When God created you and called you good….that did not mean that it was for good.  When God created you, that did not end God’s activity in your life.  God does not sign off until you get to heaven.  We get to be God’s project all of our lives and beyond. 

Rosemary Carroll fell recently and has had quite a struggle.  I told her that when I fell off my front porch and broke my ankle, that the pain of the broken bones, was not as great as the pain of my kicking myself for falling.  She agreed.  There are moments when we have a hard time seeing that we are part of God’s work.  In painful we might forget that we are God’s creation.  And with the help of the Holy Spirit we get to be some new manifestation of God Epiphany….a new appearance of God’s light.

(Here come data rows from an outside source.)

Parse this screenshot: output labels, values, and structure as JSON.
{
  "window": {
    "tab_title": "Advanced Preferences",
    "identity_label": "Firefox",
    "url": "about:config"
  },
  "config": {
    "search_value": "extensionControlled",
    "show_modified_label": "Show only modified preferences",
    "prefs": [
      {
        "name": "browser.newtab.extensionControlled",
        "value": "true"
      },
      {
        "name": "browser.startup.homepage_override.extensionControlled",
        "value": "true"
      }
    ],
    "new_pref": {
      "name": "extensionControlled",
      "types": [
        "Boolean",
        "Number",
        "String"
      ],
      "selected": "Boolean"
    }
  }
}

One church I know of turns every Epiphany into a baby shower for the Christ child.  They bring baby gifts which are taken to a local emergency shelter.  They send out notices before the their Epiphany service that are invitations to a baby shower.  The bulletin that Sunday has a few silly baby games, the entrance is decorated with baby shower things, and after worship there is punch and cookies.  It is similar to what we are doing with the tree of warmth for the students of our public schools in transition and Odgen Friendship House.

God comes with new beginnings in the midst of difficult times and our world is often a fearful place at times.  Herod, with the cooperation of some of the religious people, will soon figure out how to get rid of Jesus.  They do not succeed this time.  Jesus was born into a world of fear and hatred and war.

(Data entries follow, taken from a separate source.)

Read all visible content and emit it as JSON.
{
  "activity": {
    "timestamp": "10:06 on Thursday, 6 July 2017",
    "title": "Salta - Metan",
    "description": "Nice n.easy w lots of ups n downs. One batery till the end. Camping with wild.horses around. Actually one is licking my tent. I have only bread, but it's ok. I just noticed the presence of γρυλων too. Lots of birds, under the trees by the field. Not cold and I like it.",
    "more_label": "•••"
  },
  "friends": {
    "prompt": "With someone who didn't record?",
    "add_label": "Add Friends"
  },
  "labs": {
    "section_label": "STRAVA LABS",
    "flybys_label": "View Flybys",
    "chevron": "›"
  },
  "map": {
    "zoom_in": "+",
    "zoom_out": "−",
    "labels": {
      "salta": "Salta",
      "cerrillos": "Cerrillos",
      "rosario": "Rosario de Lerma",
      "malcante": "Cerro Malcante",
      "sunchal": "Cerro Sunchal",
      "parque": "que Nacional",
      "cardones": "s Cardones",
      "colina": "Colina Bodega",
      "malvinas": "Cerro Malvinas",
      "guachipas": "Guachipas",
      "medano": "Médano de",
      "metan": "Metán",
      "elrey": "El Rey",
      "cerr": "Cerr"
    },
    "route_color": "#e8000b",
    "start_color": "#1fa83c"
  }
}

What does fear to do to us?  More gates, more guns, more wars, and more prisons.  This is not what God has in mind.  We live in a world full of fear; Jesus came into a world of fear.  Jesus is God’s promise that God chooses again and again to enter into our lives.  He chose to become like us, to live and die for us, as we are.  And he chose to give us the Holy Spirit which helps become all we can become.  And some day God’s purposes will be fulfilled in this world.

Some of you return to difficult jobs caring for a family member.
Some of your return to work knowing that you face very difficult projects.
Some of you are facing surgery soon. 

So let’s begin in prayer as we transition back to a new year of work, bringing our talents and gifts and interests and skills to join God’s promise that fear will not win.  Let’s follow the light of God’s love and purpose with extravagant generosity.